I wish for his family and friends all the best. There are many discussions as to what drives ex-combatants from the Iraq conflict to do such things. It does need to be studied closely, as anecdotally, to me it seems there is a higher degree of suicides and/or self inflicted deaths for such soldiers from this conflict more than others. Perhaps it is associated to "general order number 1" and the soldiers cannot decompress in the field.

After times of heavy and or close fighting, a soldier needs to be able to decompress and talk things out, even if it is just with his buddies. In all previous conflicts there has been no ban on pets and alcohol, and in some arenas beer was basically issued to soldiers. Before you jump on a bandwagon saying how horrible I am for saying this - hear me out. Guys, especially in such situations are not likely to just talk things out on their own.

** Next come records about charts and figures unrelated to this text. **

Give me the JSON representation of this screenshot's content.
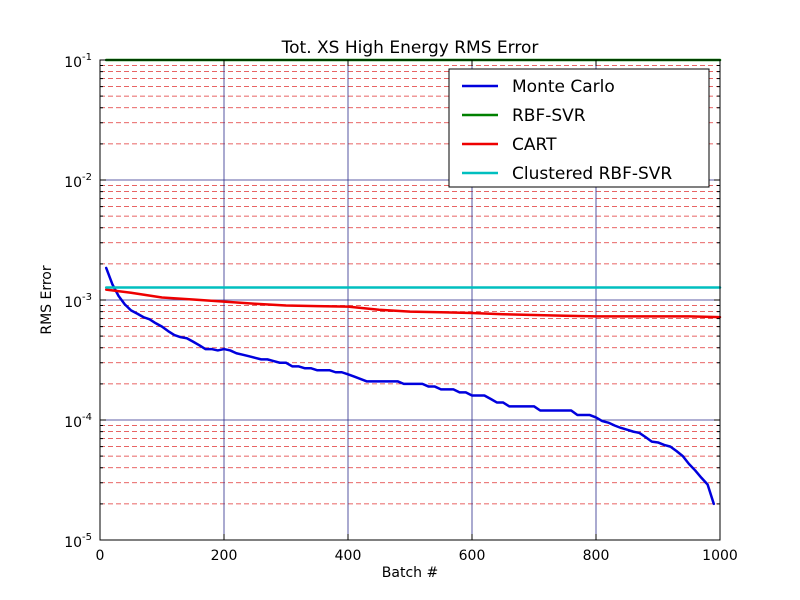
{
  "chart_data": {
    "type": "line",
    "title": "Tot. XS High Energy RMS Error",
    "xlabel": "Batch #",
    "ylabel": "RMS Error",
    "xlim": [
      0,
      1000
    ],
    "ylim": [
      1e-05,
      0.1
    ],
    "yscale": "log",
    "grid": true,
    "legend_position": "top-right",
    "x_ticks": [
      "0",
      "200",
      "400",
      "600",
      "800",
      "1000"
    ],
    "y_ticks": [
      {
        "base": "10",
        "exp": "-5",
        "value": 1e-05
      },
      {
        "base": "10",
        "exp": "-4",
        "value": 0.0001
      },
      {
        "base": "10",
        "exp": "-3",
        "value": 0.001
      },
      {
        "base": "10",
        "exp": "-2",
        "value": 0.01
      },
      {
        "base": "10",
        "exp": "-1",
        "value": 0.1
      }
    ],
    "colors": {
      "major_grid": "#2a2a8a",
      "minor_grid": "#e03030"
    },
    "series": [
      {
        "name": "Monte Carlo",
        "color": "#0000dd",
        "x": [
          10,
          20,
          30,
          40,
          50,
          60,
          70,
          80,
          90,
          100,
          110,
          120,
          130,
          140,
          150,
          160,
          170,
          180,
          190,
          200,
          210,
          220,
          230,
          240,
          250,
          260,
          270,
          280,
          290,
          300,
          310,
          320,
          330,
          340,
          350,
          360,
          370,
          380,
          390,
          400,
          410,
          420,
          430,
          440,
          450,
          460,
          470,
          480,
          490,
          500,
          510,
          520,
          530,
          540,
          550,
          560,
          570,
          580,
          590,
          600,
          610,
          620,
          630,
          640,
          650,
          660,
          670,
          680,
          690,
          700,
          710,
          720,
          730,
          740,
          750,
          760,
          770,
          780,
          790,
          800,
          810,
          820,
          830,
          840,
          850,
          860,
          870,
          880,
          890,
          900,
          910,
          920,
          930,
          940,
          950,
          960,
          970,
          980,
          990
        ],
        "values": [
          0.00185,
          0.00135,
          0.00108,
          0.00092,
          0.00082,
          0.00077,
          0.00072,
          0.00069,
          0.00064,
          0.0006,
          0.00055,
          0.00051,
          0.00049,
          0.00048,
          0.00045,
          0.00042,
          0.00039,
          0.00039,
          0.00038,
          0.00039,
          0.00038,
          0.00036,
          0.00035,
          0.00034,
          0.00033,
          0.00032,
          0.00032,
          0.00031,
          0.0003,
          0.0003,
          0.00028,
          0.00028,
          0.00027,
          0.00027,
          0.00026,
          0.00026,
          0.00026,
          0.00025,
          0.00025,
          0.00024,
          0.00023,
          0.00022,
          0.00021,
          0.00021,
          0.00021,
          0.00021,
          0.00021,
          0.00021,
          0.0002,
          0.0002,
          0.0002,
          0.0002,
          0.00019,
          0.00019,
          0.00018,
          0.00018,
          0.00018,
          0.00017,
          0.00017,
          0.00016,
          0.00016,
          0.00016,
          0.00015,
          0.00014,
          0.00014,
          0.00013,
          0.00013,
          0.00013,
          0.00013,
          0.00013,
          0.00012,
          0.00012,
          0.00012,
          0.00012,
          0.00012,
          0.00012,
          0.00011,
          0.00011,
          0.00011,
          0.000105,
          9.8e-05,
          9.5e-05,
          9e-05,
          8.6e-05,
          8.3e-05,
          8e-05,
          7.8e-05,
          7.2e-05,
          6.6e-05,
          6.5e-05,
          6.2e-05,
          6e-05,
          5.5e-05,
          5e-05,
          4.3e-05,
          3.8e-05,
          3.3e-05,
          2.9e-05,
          2e-05
        ]
      },
      {
        "name": "RBF-SVR",
        "color": "#008000",
        "x": [
          10,
          1000
        ],
        "values": [
          0.1,
          0.1
        ]
      },
      {
        "name": "CART",
        "color": "#ee0000",
        "x": [
          10,
          50,
          100,
          150,
          200,
          250,
          300,
          350,
          400,
          450,
          500,
          550,
          600,
          650,
          700,
          750,
          800,
          850,
          900,
          950,
          1000
        ],
        "values": [
          0.00122,
          0.00115,
          0.00105,
          0.00101,
          0.00097,
          0.00093,
          0.0009,
          0.00089,
          0.00088,
          0.00083,
          0.0008,
          0.00079,
          0.00078,
          0.00076,
          0.00075,
          0.00074,
          0.00073,
          0.00073,
          0.00073,
          0.00073,
          0.00072
        ]
      },
      {
        "name": "Clustered RBF-SVR",
        "color": "#00bfbf",
        "x": [
          10,
          1000
        ],
        "values": [
          0.00127,
          0.00127
        ]
      }
    ]
  }
}
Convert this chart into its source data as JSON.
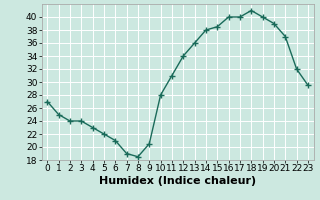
{
  "x": [
    0,
    1,
    2,
    3,
    4,
    5,
    6,
    7,
    8,
    9,
    10,
    11,
    12,
    13,
    14,
    15,
    16,
    17,
    18,
    19,
    20,
    21,
    22,
    23
  ],
  "y": [
    27,
    25,
    24,
    24,
    23,
    22,
    21,
    19,
    18.5,
    20.5,
    28,
    31,
    34,
    36,
    38,
    38.5,
    40,
    40,
    41,
    40,
    39,
    37,
    32,
    29.5
  ],
  "line_color": "#1a6b5a",
  "marker": "+",
  "marker_size": 4,
  "marker_lw": 1.0,
  "bg_color": "#cce8e0",
  "grid_color": "#ffffff",
  "xlabel": "Humidex (Indice chaleur)",
  "xlabel_fontsize": 8,
  "ylim": [
    18,
    42
  ],
  "xlim": [
    -0.5,
    23.5
  ],
  "yticks": [
    18,
    20,
    22,
    24,
    26,
    28,
    30,
    32,
    34,
    36,
    38,
    40
  ],
  "xticks": [
    0,
    1,
    2,
    3,
    4,
    5,
    6,
    7,
    8,
    9,
    10,
    11,
    12,
    13,
    14,
    15,
    16,
    17,
    18,
    19,
    20,
    21,
    22,
    23
  ],
  "tick_fontsize": 6.5,
  "line_width": 1.0
}
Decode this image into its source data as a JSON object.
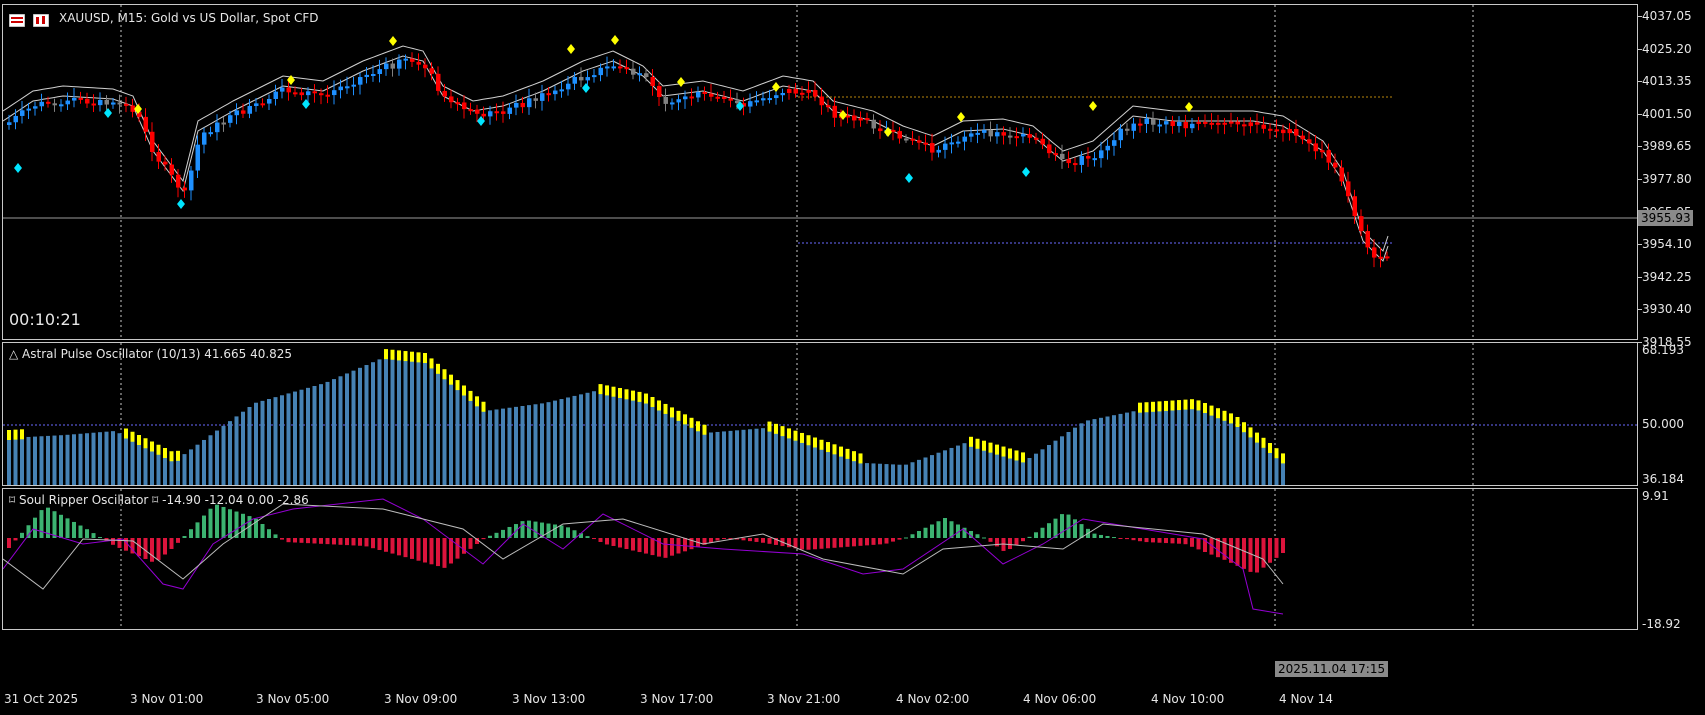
{
  "main_chart": {
    "symbol": "XAUUSD, M15:  Gold vs US Dollar, Spot CFD",
    "timer": "00:10:21",
    "current_price": "3955.93",
    "price_ticks": [
      "4037.05",
      "4025.20",
      "4013.35",
      "4001.50",
      "3989.65",
      "3977.80",
      "3965.95",
      "3954.10",
      "3942.25",
      "3930.40",
      "3918.55"
    ]
  },
  "indicator1": {
    "title": "△ Astral Pulse Oscillator (10/13) 41.665 40.825",
    "ticks": [
      "68.193",
      "50.000",
      "36.184"
    ]
  },
  "indicator2": {
    "title": "⌑ Soul Ripper Oscillator ⌑ -14.90 -12.04 0.00 -2.86",
    "ticks": [
      "9.91",
      "-18.92"
    ]
  },
  "time_axis": {
    "ticks": [
      "31 Oct 2025",
      "3 Nov 01:00",
      "3 Nov 05:00",
      "3 Nov 09:00",
      "3 Nov 13:00",
      "3 Nov 17:00",
      "3 Nov 21:00",
      "4 Nov 02:00",
      "4 Nov 06:00",
      "4 Nov 10:00",
      "4 Nov 14"
    ],
    "cursor_label": "2025.11.04 17:15"
  },
  "colors": {
    "bull": "#1e90ff",
    "bear": "#ff0000",
    "neutral": "#808080",
    "diamond_top": "#ffff00",
    "diamond_bottom": "#00e5ff",
    "hist_bar": "#4682b4",
    "hist_cap": "#ffff00",
    "osc_pos": "#3cb371",
    "osc_neg": "#dc143c"
  }
}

After having their tongues loosened a bit with a couple of drinks, they are very likely to talk it out - telling their "war Stories" to their buddies. Many have pets they talk to (don't tell me you have never talked to your dog) I am probably wrong, but I believe research will prove me right.

I do not mean so much to digress on this issue - but more so about honoring the soldier who fell probably due to the wat, but not in it.

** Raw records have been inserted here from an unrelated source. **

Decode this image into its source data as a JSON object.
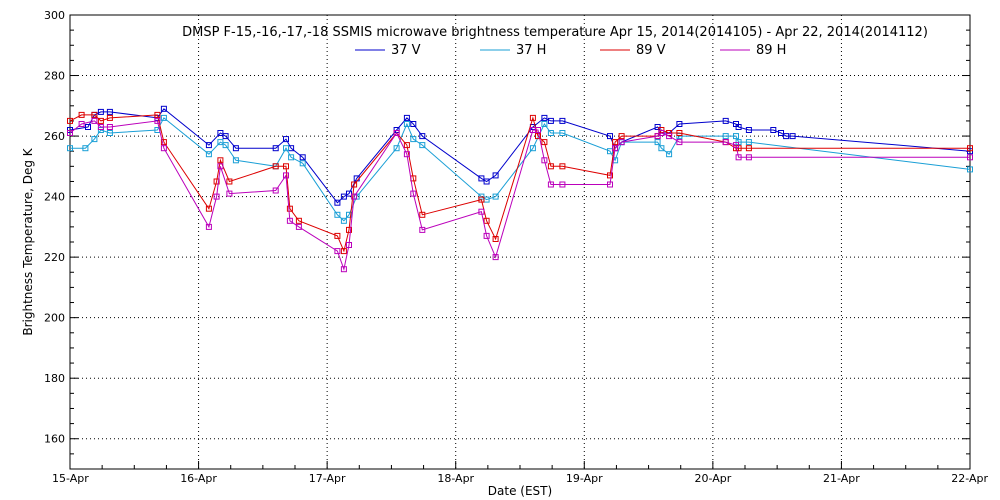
{
  "chart_data": {
    "type": "line",
    "title": "DMSP F-15,-16,-17,-18 SSMIS microwave brightness temperature Apr 15, 2014(2014105) - Apr 22, 2014(2014112)",
    "xlabel": "Date (EST)",
    "ylabel": "Brightness Temperature, Deg K",
    "xlim": [
      0,
      7
    ],
    "ylim": [
      150,
      300
    ],
    "yticks": [
      160,
      180,
      200,
      220,
      240,
      260,
      280,
      300
    ],
    "xtick_labels": [
      "15-Apr",
      "16-Apr",
      "17-Apr",
      "18-Apr",
      "19-Apr",
      "20-Apr",
      "21-Apr",
      "22-Apr"
    ],
    "grid": true,
    "legend_position": "top-center",
    "series": [
      {
        "name": "37 V",
        "color": "#0000cc",
        "x": [
          0.0,
          0.14,
          0.19,
          0.24,
          0.31,
          0.68,
          0.73,
          1.08,
          1.17,
          1.21,
          1.29,
          1.6,
          1.68,
          1.72,
          1.81,
          2.08,
          2.13,
          2.17,
          2.23,
          2.54,
          2.62,
          2.67,
          2.74,
          3.2,
          3.24,
          3.31,
          3.6,
          3.69,
          3.74,
          3.83,
          4.2,
          4.24,
          4.29,
          4.57,
          4.6,
          4.66,
          4.74,
          5.1,
          5.18,
          5.2,
          5.28,
          5.47,
          5.53,
          5.57,
          5.62,
          7.0
        ],
        "y": [
          262,
          263,
          267,
          268,
          268,
          266,
          269,
          257,
          261,
          260,
          256,
          256,
          259,
          256,
          253,
          238,
          240,
          241,
          246,
          262,
          266,
          264,
          260,
          246,
          245,
          247,
          263,
          266,
          265,
          265,
          260,
          256,
          258,
          263,
          261,
          261,
          264,
          265,
          264,
          263,
          262,
          262,
          261,
          260,
          260,
          255
        ]
      },
      {
        "name": "37 H",
        "color": "#1a9fd6",
        "x": [
          0.0,
          0.12,
          0.19,
          0.24,
          0.31,
          0.68,
          0.73,
          1.08,
          1.17,
          1.21,
          1.29,
          1.6,
          1.68,
          1.72,
          1.81,
          2.08,
          2.13,
          2.17,
          2.23,
          2.54,
          2.62,
          2.67,
          2.74,
          3.2,
          3.24,
          3.31,
          3.6,
          3.69,
          3.74,
          3.83,
          4.2,
          4.24,
          4.29,
          4.57,
          4.6,
          4.66,
          4.74,
          5.1,
          5.18,
          5.2,
          5.28,
          7.0
        ],
        "y": [
          256,
          256,
          259,
          262,
          261,
          262,
          266,
          254,
          258,
          257,
          252,
          250,
          256,
          253,
          251,
          234,
          232,
          234,
          240,
          256,
          264,
          259,
          257,
          240,
          239,
          240,
          256,
          264,
          261,
          261,
          255,
          252,
          258,
          258,
          256,
          254,
          260,
          260,
          260,
          258,
          258,
          249
        ]
      },
      {
        "name": "89 V",
        "color": "#dd0000",
        "x": [
          0.0,
          0.09,
          0.19,
          0.24,
          0.31,
          0.68,
          0.73,
          1.08,
          1.14,
          1.17,
          1.24,
          1.6,
          1.68,
          1.71,
          1.78,
          2.08,
          2.13,
          2.17,
          2.21,
          2.54,
          2.62,
          2.67,
          2.74,
          3.2,
          3.24,
          3.31,
          3.6,
          3.64,
          3.69,
          3.74,
          3.83,
          4.2,
          4.24,
          4.29,
          4.57,
          4.6,
          4.66,
          4.74,
          5.1,
          5.18,
          5.2,
          5.28,
          7.0
        ],
        "y": [
          265,
          267,
          267,
          265,
          266,
          267,
          258,
          236,
          245,
          252,
          245,
          250,
          250,
          236,
          232,
          227,
          222,
          229,
          244,
          261,
          257,
          246,
          234,
          239,
          232,
          226,
          266,
          260,
          258,
          250,
          250,
          247,
          258,
          260,
          260,
          262,
          261,
          261,
          258,
          256,
          256,
          256,
          256
        ]
      },
      {
        "name": "89 H",
        "color": "#bb00bb",
        "x": [
          0.0,
          0.09,
          0.19,
          0.24,
          0.31,
          0.68,
          0.73,
          1.08,
          1.14,
          1.17,
          1.24,
          1.6,
          1.68,
          1.71,
          1.78,
          2.08,
          2.13,
          2.17,
          2.21,
          2.54,
          2.62,
          2.67,
          2.74,
          3.2,
          3.24,
          3.31,
          3.6,
          3.64,
          3.69,
          3.74,
          3.83,
          4.2,
          4.24,
          4.29,
          4.57,
          4.6,
          4.66,
          4.74,
          5.1,
          5.18,
          5.2,
          5.28,
          7.0
        ],
        "y": [
          261,
          264,
          265,
          263,
          263,
          265,
          256,
          230,
          240,
          250,
          241,
          242,
          247,
          232,
          230,
          222,
          216,
          224,
          240,
          261,
          254,
          241,
          229,
          235,
          227,
          220,
          262,
          262,
          252,
          244,
          244,
          244,
          256,
          258,
          260,
          261,
          260,
          258,
          258,
          257,
          253,
          253,
          253
        ]
      }
    ]
  }
}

  1. I actually didn't know that expression until I saw it here. Had to read the story you linked to in order to understand it. Damn shame that he wasn't getting the help he needed.

  2. You mean "huffing"? I guess as an old cop I am familiar with most of these things.

    About the help - I guess he just didn't get the right kind - I know some people tried to help him.

    Thanks for stopping in Mark.

  3. I think the trauma of seeing things people see in war would leave a person forever changed. I know that I could never be a soldier. I cry when I see a dead animal on the side of the road and to be around such violence and death would be incomprehensible to me. I really feel for him and his family.

  4. HNWBM: There are a lot of things people see in such situations. Sometimes I can get overwhelmed after investigating war crimes and mass graves, or going into war zones to train police.